Over on Twitter the debate continues about the new Share My Lesson (SML) site. Ed Tech expert Doug Levin offers a harsh judgement here. I think the Twitter discussion is a little confused (140 characters, go figure) so let me try to clear it up from where I sit.
I don’t have a dog in this fight and think that considering how hard it has been for most peer-to-peer teacher sites to get traction and regular ongoing usage it’s good to see multiple ideas out there. And this one apparently does well in the U.K. Let the market see what works and what teachers, schools, and school districts prefer. The various providers all have different angles on this, brand, profit, and social networking, for instance, so I’m happy to see SML on the scene and competing. But at a micro level depending on how much value a teacher perceives in what they’ve created and how they think about things like disseminating their idea and getting it out there versus profiting from it there are clearly advantages and disadvantages to the different approaches from their individual standpoint. That’s the key takeaway.
As a practical matter most of this stuff does not have enormous commercial potential. The $700K kindergarten teacher is interesting but rare, although perhaps somewhat less so as platforms like Teachers Pay Teachers move from peer-to-peer to selling into school districts and schools with licenses. And, of course, some people would like to see their ideas spread more than they care about making money from them. As in all businesses people will approach with different motivations – eg make money, make an impact, try to do both.

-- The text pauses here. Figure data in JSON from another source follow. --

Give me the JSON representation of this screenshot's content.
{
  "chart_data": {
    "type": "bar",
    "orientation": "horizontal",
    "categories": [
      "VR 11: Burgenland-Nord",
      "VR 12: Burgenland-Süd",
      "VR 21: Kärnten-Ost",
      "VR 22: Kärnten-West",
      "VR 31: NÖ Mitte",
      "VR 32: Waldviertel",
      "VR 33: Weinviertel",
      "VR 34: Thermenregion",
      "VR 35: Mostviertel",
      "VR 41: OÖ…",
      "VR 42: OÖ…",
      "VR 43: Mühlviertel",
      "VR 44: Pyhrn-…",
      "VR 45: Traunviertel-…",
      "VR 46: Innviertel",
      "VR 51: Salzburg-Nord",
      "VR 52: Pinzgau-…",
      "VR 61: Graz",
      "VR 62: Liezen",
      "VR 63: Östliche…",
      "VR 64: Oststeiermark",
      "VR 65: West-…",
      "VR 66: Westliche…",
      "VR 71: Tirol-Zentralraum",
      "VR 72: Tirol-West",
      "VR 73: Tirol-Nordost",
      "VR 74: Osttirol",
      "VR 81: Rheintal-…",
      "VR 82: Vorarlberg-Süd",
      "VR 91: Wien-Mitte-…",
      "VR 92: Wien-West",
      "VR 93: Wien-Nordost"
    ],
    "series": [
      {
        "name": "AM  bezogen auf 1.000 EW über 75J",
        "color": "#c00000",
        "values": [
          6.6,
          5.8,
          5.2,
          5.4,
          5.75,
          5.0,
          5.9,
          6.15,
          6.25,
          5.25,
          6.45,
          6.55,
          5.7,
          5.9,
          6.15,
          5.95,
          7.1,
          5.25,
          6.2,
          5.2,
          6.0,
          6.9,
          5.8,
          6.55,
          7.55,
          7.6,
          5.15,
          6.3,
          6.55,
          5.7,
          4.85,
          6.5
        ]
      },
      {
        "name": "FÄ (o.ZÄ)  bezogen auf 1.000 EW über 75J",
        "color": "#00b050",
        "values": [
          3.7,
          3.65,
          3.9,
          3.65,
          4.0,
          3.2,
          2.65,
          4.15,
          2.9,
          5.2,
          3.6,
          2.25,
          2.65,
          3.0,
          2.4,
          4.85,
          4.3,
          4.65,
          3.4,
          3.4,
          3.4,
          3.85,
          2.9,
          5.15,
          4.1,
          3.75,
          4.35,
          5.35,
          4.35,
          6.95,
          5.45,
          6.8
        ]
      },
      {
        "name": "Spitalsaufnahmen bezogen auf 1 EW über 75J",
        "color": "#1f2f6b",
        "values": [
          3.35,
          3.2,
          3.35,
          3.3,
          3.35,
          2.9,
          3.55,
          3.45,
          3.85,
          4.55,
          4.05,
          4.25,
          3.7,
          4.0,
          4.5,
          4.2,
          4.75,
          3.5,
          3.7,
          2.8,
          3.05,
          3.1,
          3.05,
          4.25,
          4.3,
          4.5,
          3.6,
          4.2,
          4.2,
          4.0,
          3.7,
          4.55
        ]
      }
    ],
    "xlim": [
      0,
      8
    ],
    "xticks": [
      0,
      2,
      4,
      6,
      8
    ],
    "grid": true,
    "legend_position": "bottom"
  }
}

But some content is valuable from a financial standpoint – in a few cases very valuable. That’s why the bottom line here is not that any one of these approaches is inherently better than another or more proven at this point, but, again, rather that teachers should understand what they are and are not giving away when they participate in different platforms because there are tradeoffs and in a few cases probably big ones depending on the choices individual teachers make for themselves. If you think you’re sitting on a goldmine you probably don’t want to give away the rights to it without being compensated even if the site you’re giving it to carries your union’s brand on it.